He knows how to make a stink.
Longtime New York congressman Jerry Nadler has become famous as a champion of progressive policies in the House of Representatives. But among his colleagues in the chamber, he has also earned the dubious distinction of being its smelliest member.
“He’s the kind of guy who when he makes his way onto the floor he barrels through everyone, and sometime he doesn’t really need to barrel through because his stench kind of clears the way and it equates to his personality, which is nasty and most people want to keep away from,” said Anthony D’Esposito, a former GOP congressman from Long Island recently named inspector general of the Department of Labor.
A half dozen of Nadler’s current and former colleagues—on both sides of the aisle—were even more savage behind the scenes, pooh-poohing the New York liberal. One House Democrat said he wasn’t just rancid but also frequently out of it.
“Members of Congress don’t want to sit next to him because of it,” the House Democrat told the Washington Free Beacon. “Yeah, he smells. I don’t know what he does. Maybe he doesn’t take a bath, I don’t know what it is.”

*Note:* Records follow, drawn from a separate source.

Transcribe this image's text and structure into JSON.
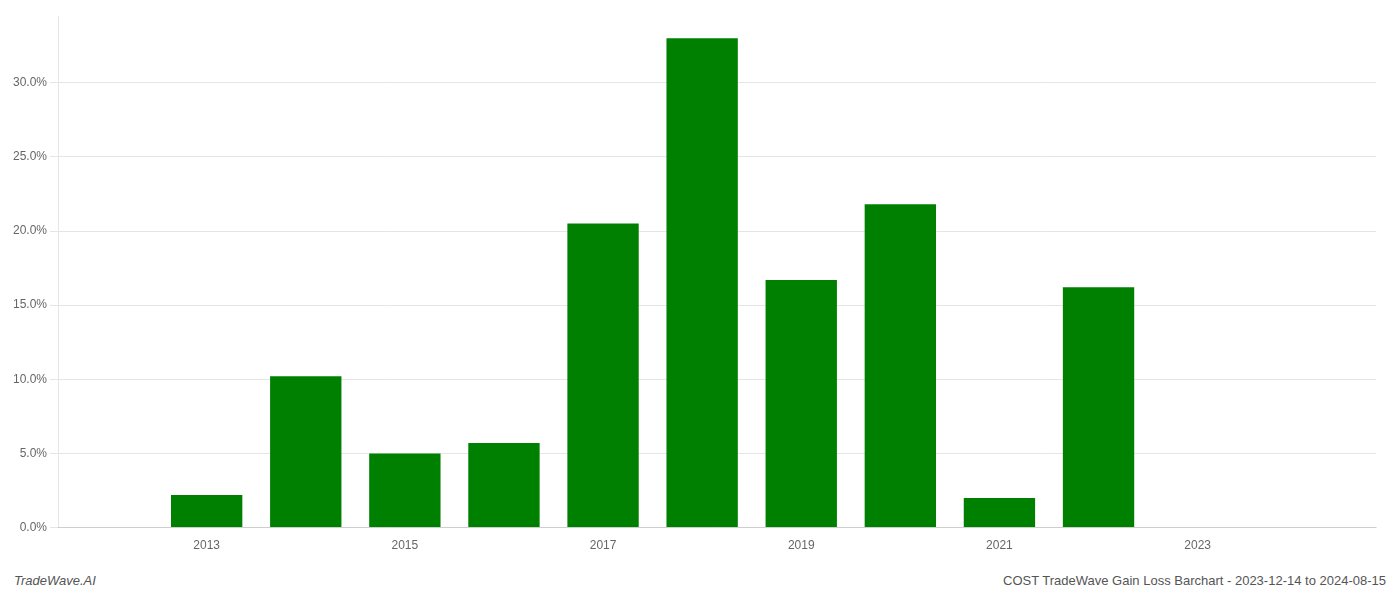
{
  "chart_data": {
    "type": "bar",
    "x": [
      2013,
      2014,
      2015,
      2016,
      2017,
      2018,
      2019,
      2020,
      2021,
      2022,
      2023
    ],
    "values": [
      0.022,
      0.102,
      0.05,
      0.057,
      0.205,
      0.33,
      0.167,
      0.218,
      0.02,
      0.162,
      0.0
    ],
    "color": "#008000",
    "xlim": [
      2011.5,
      2024.8
    ],
    "xticks": [
      2013,
      2015,
      2017,
      2019,
      2021,
      2023
    ],
    "ylim": [
      0,
      0.345
    ],
    "yticks": [
      {
        "value": 0.0,
        "label": "0.0%"
      },
      {
        "value": 0.05,
        "label": "5.0%"
      },
      {
        "value": 0.1,
        "label": "10.0%"
      },
      {
        "value": 0.15,
        "label": "15.0%"
      },
      {
        "value": 0.2,
        "label": "20.0%"
      },
      {
        "value": 0.25,
        "label": "25.0%"
      },
      {
        "value": 0.3,
        "label": "30.0%"
      }
    ],
    "grid": true,
    "annotations": [
      "TradeWave.AI",
      "COST TradeWave Gain Loss Barchart - 2023-12-14 to 2024-08-15"
    ]
  }
}
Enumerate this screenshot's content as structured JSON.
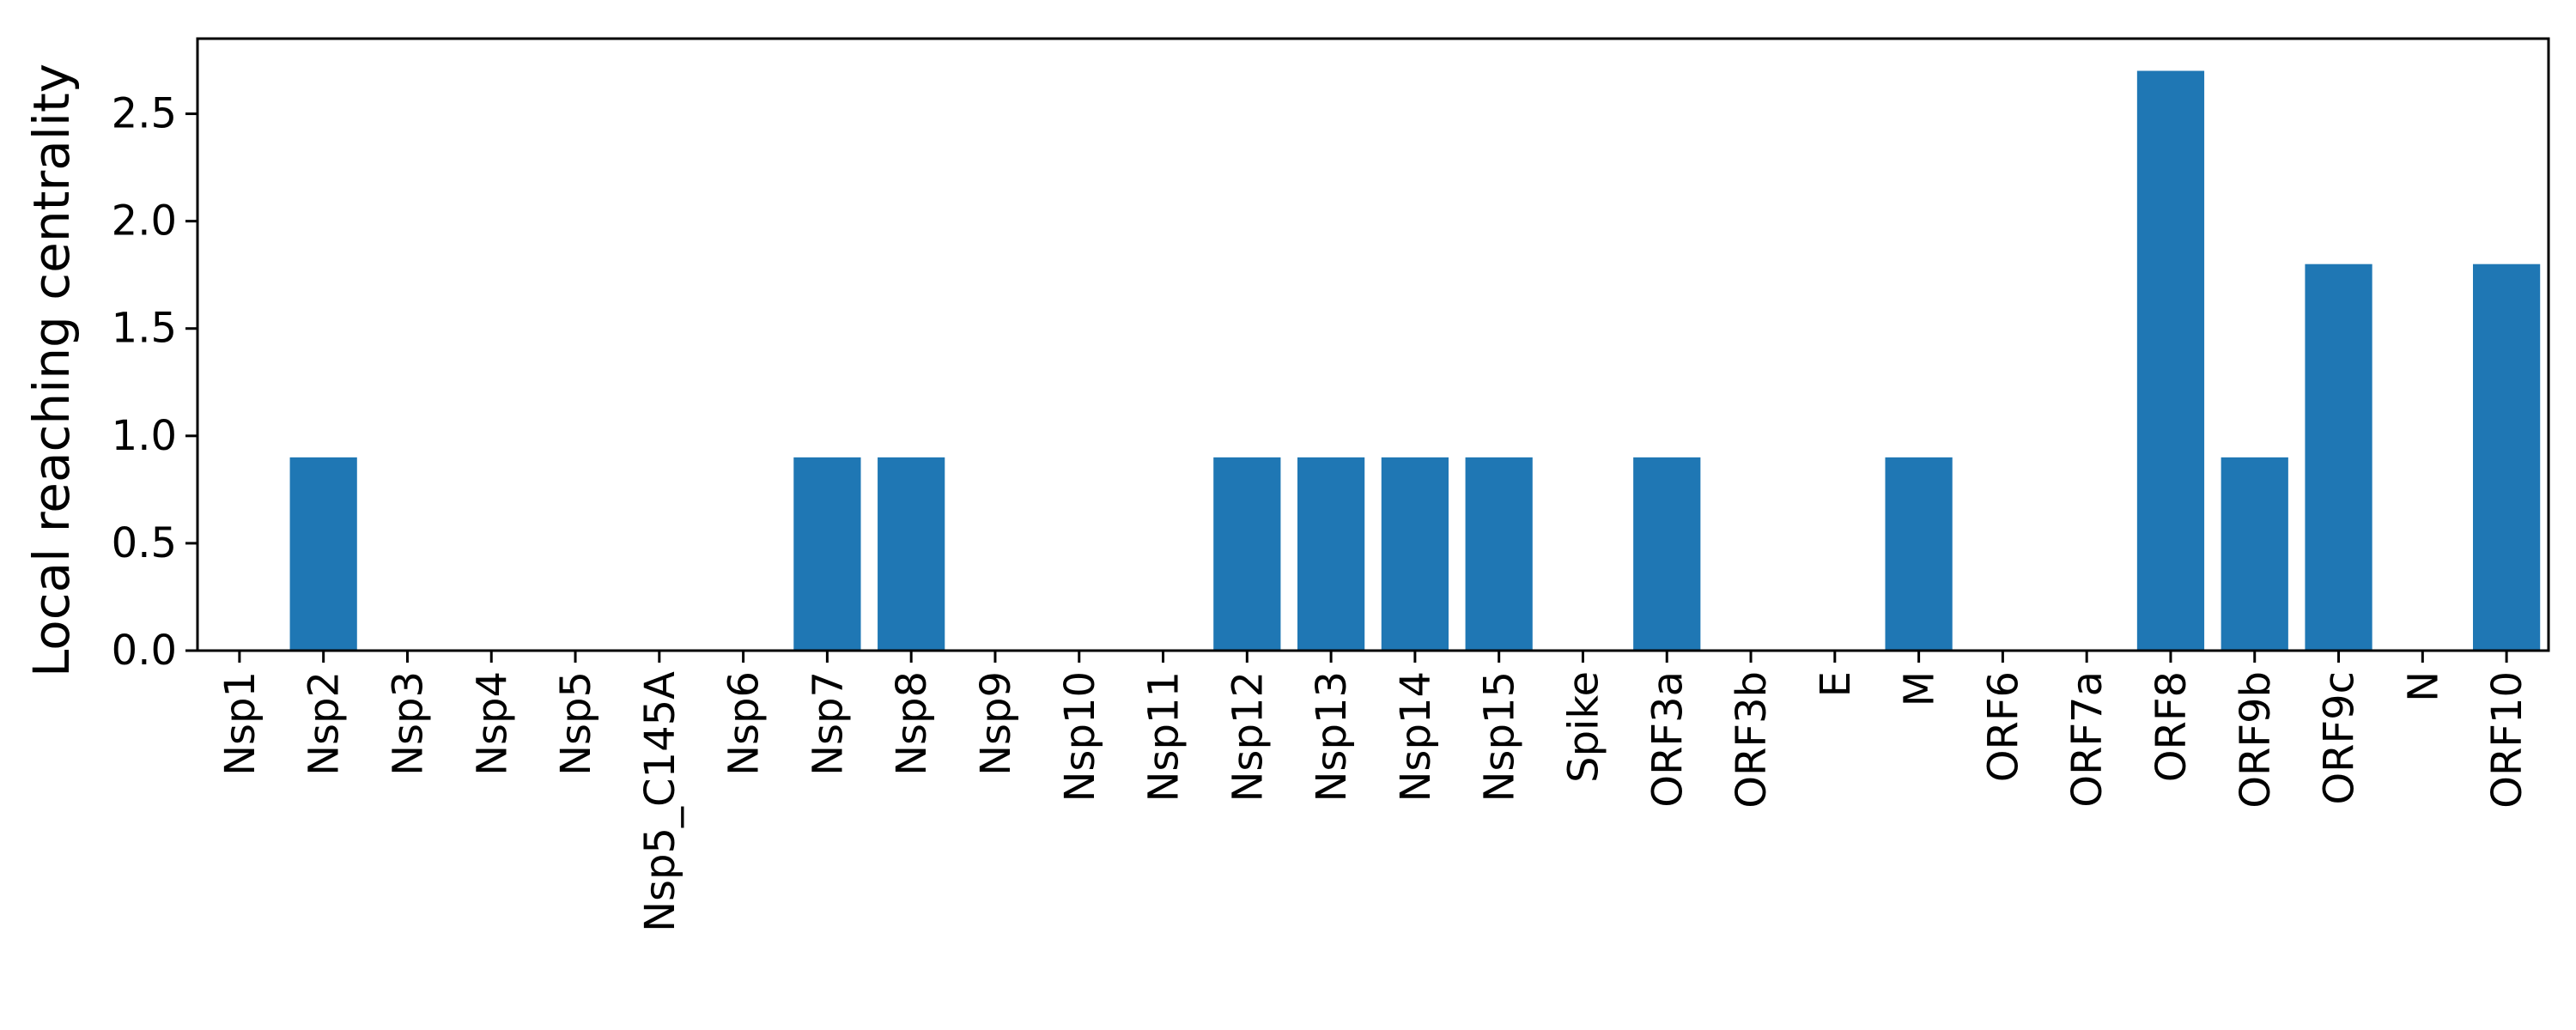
{
  "chart_data": {
    "type": "bar",
    "title": "",
    "xlabel": "",
    "ylabel": "Local reaching centrality",
    "ylim": [
      0,
      2.85
    ],
    "yticks": [
      0.0,
      0.5,
      1.0,
      1.5,
      2.0,
      2.5
    ],
    "ytick_labels": [
      "0.0",
      "0.5",
      "1.0",
      "1.5",
      "2.0",
      "2.5"
    ],
    "grid": false,
    "legend": "none",
    "bar_color": "#1f77b4",
    "categories": [
      "Nsp1",
      "Nsp2",
      "Nsp3",
      "Nsp4",
      "Nsp5",
      "Nsp5_C145A",
      "Nsp6",
      "Nsp7",
      "Nsp8",
      "Nsp9",
      "Nsp10",
      "Nsp11",
      "Nsp12",
      "Nsp13",
      "Nsp14",
      "Nsp15",
      "Spike",
      "ORF3a",
      "ORF3b",
      "E",
      "M",
      "ORF6",
      "ORF7a",
      "ORF8",
      "ORF9b",
      "ORF9c",
      "N",
      "ORF10"
    ],
    "values": [
      0,
      0.9,
      0,
      0,
      0,
      0,
      0,
      0.9,
      0.9,
      0,
      0,
      0,
      0.9,
      0.9,
      0.9,
      0.9,
      0,
      0.9,
      0,
      0,
      0.9,
      0,
      0,
      2.7,
      0.9,
      1.8,
      0,
      1.8
    ]
  }
}
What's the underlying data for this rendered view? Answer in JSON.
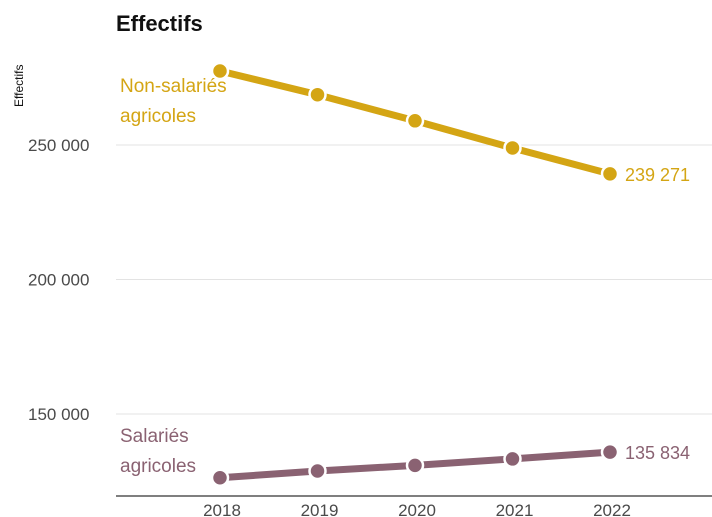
{
  "chart_data": {
    "type": "line",
    "title": "Effectifs",
    "ylabel": "Effectifs",
    "xlabel": "",
    "x": [
      "2018",
      "2019",
      "2020",
      "2021",
      "2022"
    ],
    "yticks": [
      {
        "value": 150000,
        "label": "150 000"
      },
      {
        "value": 200000,
        "label": "200 000"
      },
      {
        "value": 250000,
        "label": "250 000"
      }
    ],
    "grid": true,
    "legend": "inline",
    "series": [
      {
        "name_lines": [
          "Non-salariés",
          "agricoles"
        ],
        "color": "#d4a514",
        "values": [
          277500,
          268700,
          259000,
          248900,
          239271
        ],
        "end_label": "239 271"
      },
      {
        "name_lines": [
          "Salariés",
          "agricoles"
        ],
        "color": "#8a6272",
        "values": [
          126300,
          128800,
          130900,
          133300,
          135834
        ],
        "end_label": "135 834"
      }
    ]
  }
}
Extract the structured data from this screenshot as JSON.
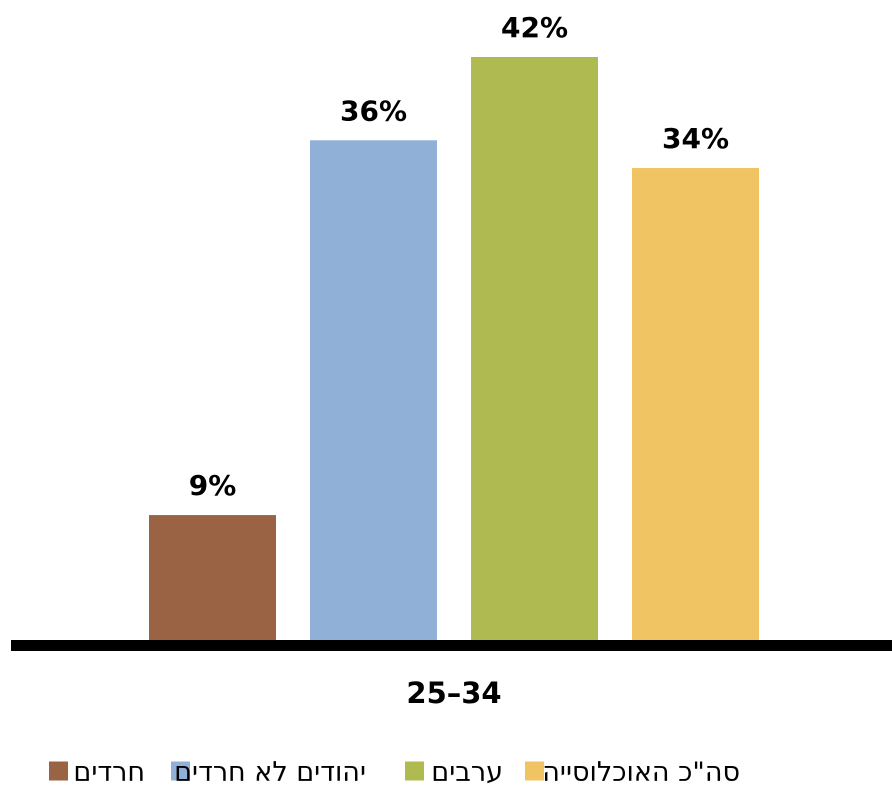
{
  "chart_data": {
    "type": "bar",
    "categories": [
      "25–34"
    ],
    "series": [
      {
        "name": "חרדים",
        "values": [
          9
        ],
        "color": "#9A6343",
        "label": "9%"
      },
      {
        "name": "יהודים לא חרדים",
        "values": [
          36
        ],
        "color": "#91B0D7",
        "label": "36%"
      },
      {
        "name": "ערבים",
        "values": [
          42
        ],
        "color": "#AFBB50",
        "label": "42%"
      },
      {
        "name": "סה\"כ האוכלוסייה",
        "values": [
          34
        ],
        "color": "#F0C462",
        "label": "34%"
      }
    ],
    "ylim": [
      0,
      45
    ],
    "unit": "%",
    "grid": false,
    "legend": "bottom"
  }
}
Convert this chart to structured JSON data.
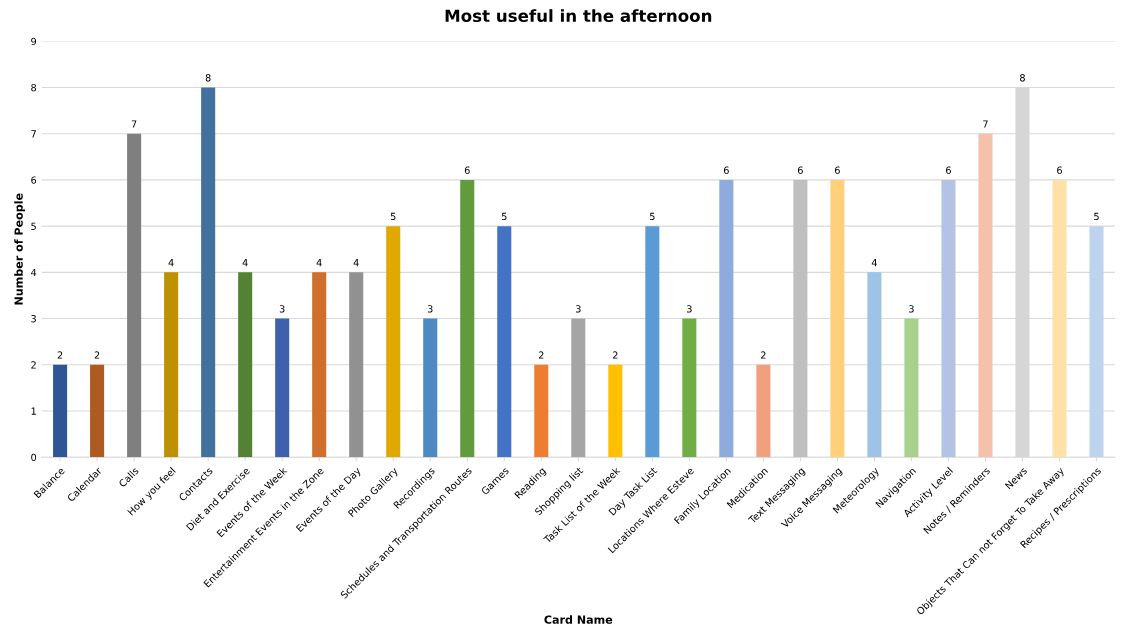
{
  "chart_data": {
    "type": "bar",
    "title": "Most useful in the afternoon",
    "xlabel": "Card Name",
    "ylabel": "Number of People",
    "categories": [
      "Balance",
      "Calendar",
      "Calls",
      "How you feel",
      "Contacts",
      "Diet and Exercise",
      "Events of the Week",
      "Entertainment Events in the Zone",
      "Events of the Day",
      "Photo Gallery",
      "Recordings",
      "Schedules and Transportation Routes",
      "Games",
      "Reading",
      "Shopping list",
      "Task List of the Week",
      "Day Task List",
      "Locations Where Esteve",
      "Family Location",
      "Medication",
      "Text Messaging",
      "Voice Messaging",
      "Meteorology",
      "Navigation",
      "Activity Level",
      "Notes / Reminders",
      "News",
      "Objects That Can not Forget To Take Away",
      "Recipes / Prescriptions"
    ],
    "values": [
      2,
      2,
      7,
      4,
      8,
      4,
      3,
      4,
      4,
      5,
      3,
      6,
      5,
      2,
      3,
      2,
      5,
      3,
      6,
      2,
      6,
      6,
      4,
      3,
      6,
      7,
      8,
      6,
      5
    ],
    "colors": [
      "#2f5597",
      "#ae5a21",
      "#7f7f7f",
      "#bf9000",
      "#41719c",
      "#548235",
      "#3f61ad",
      "#d06e2b",
      "#919191",
      "#e1a800",
      "#4e8ac2",
      "#629b3e",
      "#4472c4",
      "#ed7d31",
      "#a5a5a5",
      "#ffc000",
      "#5b9bd5",
      "#70ad47",
      "#8faadc",
      "#f1a07e",
      "#bfbfbf",
      "#ffd07a",
      "#9dc3e6",
      "#a9d18e",
      "#b4c2e6",
      "#f6c1ab",
      "#d6d6d6",
      "#ffe0a6",
      "#bdd3ee"
    ],
    "ylim": [
      0,
      9
    ],
    "yticks": [
      0,
      1,
      2,
      3,
      4,
      5,
      6,
      7,
      8,
      9
    ],
    "grid": "y",
    "data_labels": true
  }
}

“They removed him from his chairmanship because they didn’t trust his ability to handle the job. He’s constantly falling asleep on the floor and constantly falling asleep everywhere.”
Nadler, 77, was ousted as the top Democrat on the House Judiciary Committee in December amid mounting concerns that he was no longer up to the job. In 2019, then-House speaker Nancy Pelosi sidelined him during President Donald Trump’s first impeachment hearing over similar cognitive concerns. Videos of Nadler napping during hearings have become commonplace online.
Many members speculated the congressman’s odor emanated from underlying health issues, which have dogged Nadler for his entire career. In 2019, Nadler nearly collapsed during a Manhattan press conference and had to be rushed to the hospital. The congressman underwent gastric bypass surgery in 2002 to remedy his morbid obesity—he was at one point so enormous he could not ride a subway, he once noted on his website.
“He reeks. It’s not just like a guy who didn’t take a shower. I don’t know if it’s surgery or a colostomy bag, but it’s bad,” another member of Congress from New York said.
“When [former House speaker Kevin] McCarthy was sworn in he had a bipartisan briefing with the congressional budget office and I sat in the Capitol visitor center theater and Nadler sat in front of me and I had to get up and move. It’s overpowering.”
Another former GOP congressman said he also believed it was a medical issue and speculated “bedsores.”
Talk in Congress of Nadler’s malodorous musk has been an open secret for years—and has occasionally been the butt of public jokes.
“Congressman, I don’t know how to ask this in a respectable manner, but do off-smelling people offend you?” Fox News host Greg Gutfeld asked McCarthy during an appearance on Gutfeld in June 2022.
“Are we talking about Jerry Nadler?” McCarthy quipped to audience laugher.
Trump has long clashed with Nadler, a feud that stems from his days as a New York City real estate developer. Trump has disparaged the congressman as “Fat Jerry” and a “sleazebag.”
Nadler did not respond to a request for comment.